Após concluir o curso, já professor na Faculdade de Medicina da UFRJ, deu início aos estudos na área de neurociência computacional e começou a trabalhar com autismo. “Comecei a estudar, e algumas pesquisas não deram muito certo, mas todas contribuíram para eu me entender mais e poder ajudar famílias. Hoje eu tenho uma rede, que eu auxilio, de mais de 500 famílias de pessoas do espectro autista, em que, por meio da informação, nós conseguimos melhorar as crises e oferecer qualidade de vida para elas”, comenta.
O trabalho consiste no estudo de uma tecnologia que vem da computação afetiva e tenta entender o que ocorre no corpo durante uma crise de autismo, como já acontece com a epilepsia, por exemplo. José Otávio explica que há mudanças sutis no comportamento da sua frequência cardíaca ou na eletricidade da pele, chamada de condutividade. “É aquela hora que você sente um arrepio forte, então a crise é precedida por um aumento abrupto dessa condutividade na pele, mudanças no coração, aumento da temperatura. Por meio desses dados é possível prever crises”, explica.
Os estudos evoluíram, mas não foram conclusivos a ponto de criar um produto final, com uma tecnologia capaz de antever as crises de autismo. No entanto, as informações contidas nessas pesquisas são disponibilizadas de forma gratuita para centenas de famílias de todo o Brasil, principalmente por meio de grupos de WhatsApp.

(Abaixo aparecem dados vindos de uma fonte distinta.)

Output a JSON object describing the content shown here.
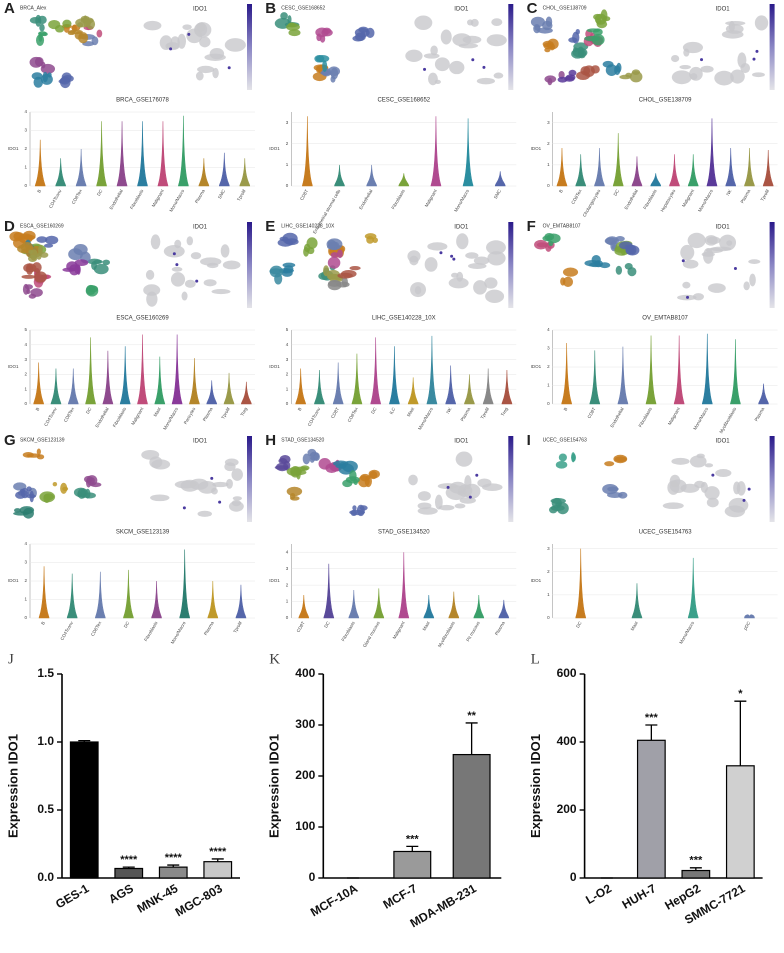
{
  "chart_data": [
    {
      "type": "violin",
      "panel": "A",
      "umap_title": "BRCA_Alex",
      "feature": "IDO1",
      "title": "BRCA_GSE176078",
      "ylabel": "IDO1",
      "categories": [
        "B",
        "CD4Tconv",
        "CD8Tex",
        "DC",
        "Endothelial",
        "Fibroblasts",
        "Malignant",
        "Mono/Macro",
        "Plasma",
        "SMC",
        "Tprolif"
      ],
      "values": [
        2.5,
        1.5,
        2.0,
        3.5,
        3.5,
        3.5,
        3.5,
        3.8,
        1.5,
        1.8,
        1.5
      ],
      "colors": [
        "#c77c1f",
        "#3a8e7a",
        "#6b7fb0",
        "#7aa33a",
        "#8e4a8e",
        "#2b7ea0",
        "#c04c7a",
        "#3aa06a",
        "#b5862a",
        "#5566aa",
        "#9a9a4a"
      ],
      "ylim": [
        0,
        4
      ],
      "yticks": [
        0,
        1,
        2,
        3,
        4
      ]
    },
    {
      "type": "violin",
      "panel": "B",
      "umap_title": "CESC_GSE168652",
      "feature": "IDO1",
      "title": "CESC_GSE168652",
      "ylabel": "IDO1",
      "categories": [
        "CD8T",
        "Endometrial stromal cells",
        "Endothelial",
        "Fibroblasts",
        "Malignant",
        "Mono/Macro",
        "SMC"
      ],
      "values": [
        3.3,
        1.0,
        1.0,
        0.6,
        3.3,
        3.2,
        0.7
      ],
      "colors": [
        "#c77c1f",
        "#3a8e7a",
        "#6b7fb0",
        "#7aa33a",
        "#b04a90",
        "#2b8ea0",
        "#5566aa"
      ],
      "ylim": [
        0,
        3.5
      ],
      "yticks": [
        0,
        1,
        2,
        3
      ]
    },
    {
      "type": "violin",
      "panel": "C",
      "umap_title": "CHOL_GSE138709",
      "feature": "IDO1",
      "title": "CHOL_GSE138709",
      "ylabel": "IDO1",
      "categories": [
        "B",
        "CD8Tex",
        "Cholangiocytes",
        "DC",
        "Endothelial",
        "Fibroblasts",
        "Hepatocytes",
        "Malignant",
        "Mono/Macro",
        "NK",
        "Plasma",
        "Tprolif"
      ],
      "values": [
        1.8,
        1.5,
        1.8,
        2.5,
        1.4,
        0.6,
        1.5,
        1.5,
        3.2,
        1.8,
        1.8,
        1.7
      ],
      "colors": [
        "#c77c1f",
        "#3a8e7a",
        "#6b7fb0",
        "#7aa33a",
        "#8e4a8e",
        "#2b7ea0",
        "#c04c7a",
        "#3aa06a",
        "#5a3a9a",
        "#5566aa",
        "#9a9a4a",
        "#aa5544"
      ],
      "ylim": [
        0,
        3.5
      ],
      "yticks": [
        0,
        1,
        2,
        3
      ]
    },
    {
      "type": "violin",
      "panel": "D",
      "umap_title": "ESCA_GSE160269",
      "feature": "IDO1",
      "title": "ESCA_GSE160269",
      "ylabel": "IDO1",
      "categories": [
        "B",
        "CD4Tconv",
        "CD8Tex",
        "DC",
        "Endothelial",
        "Fibroblasts",
        "Malignant",
        "Mast",
        "Mono/Macro",
        "Pericytes",
        "Plasma",
        "Tprolif",
        "Treg"
      ],
      "values": [
        2.8,
        2.4,
        2.4,
        4.5,
        3.6,
        3.9,
        4.7,
        3.2,
        4.7,
        3.1,
        1.6,
        2.1,
        1.5
      ],
      "colors": [
        "#c77c1f",
        "#3a8e7a",
        "#6b7fb0",
        "#7aa33a",
        "#8e4a8e",
        "#2b7ea0",
        "#c04c7a",
        "#3aa06a",
        "#8a3a9a",
        "#b5862a",
        "#5566aa",
        "#9a9a4a",
        "#aa5544"
      ],
      "ylim": [
        0,
        5
      ],
      "yticks": [
        0,
        1,
        2,
        3,
        4,
        5
      ]
    },
    {
      "type": "violin",
      "panel": "E",
      "umap_title": "LIHC_GSE140228_10X",
      "feature": "IDO1",
      "title": "LIHC_GSE140228_10X",
      "ylabel": "IDO1",
      "categories": [
        "B",
        "CD4Tconv",
        "CD8T",
        "CD8Tex",
        "DC",
        "ILC",
        "Mast",
        "Mono/Macro",
        "NK",
        "Plasma",
        "Tprolif",
        "Treg"
      ],
      "values": [
        2.4,
        2.3,
        2.8,
        3.4,
        4.5,
        3.9,
        1.8,
        4.6,
        2.6,
        2.0,
        2.4,
        2.3
      ],
      "colors": [
        "#c77c1f",
        "#3a8e7a",
        "#6b7fb0",
        "#7aa33a",
        "#b04a90",
        "#2b7ea0",
        "#c09a2a",
        "#3a8aa0",
        "#5566aa",
        "#9a9a4a",
        "#888888",
        "#aa5544"
      ],
      "ylim": [
        0,
        5
      ],
      "yticks": [
        0,
        1,
        2,
        3,
        4,
        5
      ]
    },
    {
      "type": "violin",
      "panel": "F",
      "umap_title": "OV_EMTAB8107",
      "feature": "IDO1",
      "title": "OV_EMTAB8107",
      "ylabel": "IDO1",
      "categories": [
        "B",
        "CD8T",
        "Endothelial",
        "Fibroblasts",
        "Malignant",
        "Mono/Macro",
        "Myofibroblasts",
        "Plasma"
      ],
      "values": [
        3.3,
        2.9,
        3.1,
        3.7,
        3.7,
        3.8,
        3.5,
        1.1
      ],
      "colors": [
        "#c77c1f",
        "#3a8e7a",
        "#6b7fb0",
        "#7aa33a",
        "#c04c7a",
        "#2b7ea0",
        "#3aa06a",
        "#5566aa"
      ],
      "ylim": [
        0,
        4
      ],
      "yticks": [
        0,
        1,
        2,
        3,
        4
      ]
    },
    {
      "type": "violin",
      "panel": "G",
      "umap_title": "SKCM_GSE123139",
      "feature": "IDO1",
      "title": "SKCM_GSE123139",
      "ylabel": "IDO1",
      "categories": [
        "B",
        "CD4Tconv",
        "CD8Tex",
        "DC",
        "Fibroblasts",
        "Mono/Macro",
        "Plasma",
        "Tprolif"
      ],
      "values": [
        2.8,
        2.4,
        2.5,
        2.6,
        2.0,
        3.7,
        2.0,
        1.8
      ],
      "colors": [
        "#c77c1f",
        "#3a8e7a",
        "#6b7fb0",
        "#7aa33a",
        "#8e4a8e",
        "#2b7e70",
        "#c09a2a",
        "#5566aa"
      ],
      "ylim": [
        0,
        4
      ],
      "yticks": [
        0,
        1,
        2,
        3,
        4
      ]
    },
    {
      "type": "violin",
      "panel": "H",
      "umap_title": "STAD_GSE134520",
      "feature": "IDO1",
      "title": "STAD_GSE134520",
      "ylabel": "IDO1",
      "categories": [
        "CD8T",
        "DC",
        "Fibroblasts",
        "Gland mucous",
        "Malignant",
        "Mast",
        "Myofibroblasts",
        "Pit mucous",
        "Plasma"
      ],
      "values": [
        1.4,
        3.3,
        1.7,
        1.8,
        4.0,
        1.4,
        1.6,
        1.4,
        1.1
      ],
      "colors": [
        "#c77c1f",
        "#5a4a9a",
        "#6b7fb0",
        "#7aa33a",
        "#b04a90",
        "#2b7ea0",
        "#b5862a",
        "#3aa06a",
        "#5566aa"
      ],
      "ylim": [
        0,
        4.5
      ],
      "yticks": [
        0,
        1,
        2,
        3,
        4
      ]
    },
    {
      "type": "violin",
      "panel": "I",
      "umap_title": "UCEC_GSE154763",
      "feature": "IDO1",
      "title": "UCEC_GSE154763",
      "ylabel": "IDO1",
      "categories": [
        "DC",
        "Mast",
        "Mono/Macro",
        "pDC"
      ],
      "values": [
        3.0,
        1.5,
        2.6,
        0.05
      ],
      "colors": [
        "#c77c1f",
        "#3a8e7a",
        "#3aa08a",
        "#6b7fb0"
      ],
      "ylim": [
        0,
        3.2
      ],
      "yticks": [
        0,
        1,
        2,
        3
      ]
    },
    {
      "type": "bar",
      "panel": "J",
      "ylabel": "Expression IDO1",
      "categories": [
        "GES-1",
        "AGS",
        "MNK-45",
        "MGC-803"
      ],
      "values": [
        1.0,
        0.07,
        0.08,
        0.12
      ],
      "errors": [
        0.01,
        0.01,
        0.015,
        0.02
      ],
      "significance": [
        null,
        "****",
        "****",
        "****"
      ],
      "colors": [
        "#000000",
        "#555555",
        "#8a8a8a",
        "#c8c8c8"
      ],
      "ylim": [
        0,
        1.5
      ],
      "yticks": [
        {
          "value": 0,
          "label": "0.0"
        },
        0.5,
        {
          "value": 1,
          "label": "1.0"
        },
        1.5
      ]
    },
    {
      "type": "bar",
      "panel": "K",
      "ylabel": "Expression IDO1",
      "categories": [
        "MCF-10A",
        "MCF-7",
        "MDA-MB-231"
      ],
      "values": [
        0,
        52,
        242
      ],
      "errors": [
        0,
        10,
        62
      ],
      "significance": [
        null,
        "***",
        "**"
      ],
      "colors": [
        "#000000",
        "#9a9a9a",
        "#777777"
      ],
      "ylim": [
        0,
        400
      ],
      "yticks": [
        0,
        100,
        200,
        300,
        400
      ]
    },
    {
      "type": "bar",
      "panel": "L",
      "ylabel": "Expression IDO1",
      "categories": [
        "L-O2",
        "HUH-7",
        "HepG2",
        "SMMC-7721"
      ],
      "values": [
        0,
        405,
        22,
        330
      ],
      "errors": [
        0,
        45,
        8,
        190
      ],
      "significance": [
        null,
        "***",
        "***",
        "*"
      ],
      "colors": [
        "#000000",
        "#a0a0a8",
        "#777777",
        "#d0d0d0"
      ],
      "ylim": [
        0,
        600
      ],
      "yticks": [
        0,
        200,
        400,
        600
      ]
    }
  ]
}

José Otávio também menciona outras pesquisas, ligadas aos processos inflamatórios e que são realizadas em parceria com uma startup. “É feito um inflamograma, que mostra como está o nível de proteínas nas pessoas e, a partir daí, é analisada a inflamação. Desta forma, os médicos terão um melhor tratamento para crianças com autismo, podendo diminuir inflamações possibilitando uma melhora no quadro”, finaliza.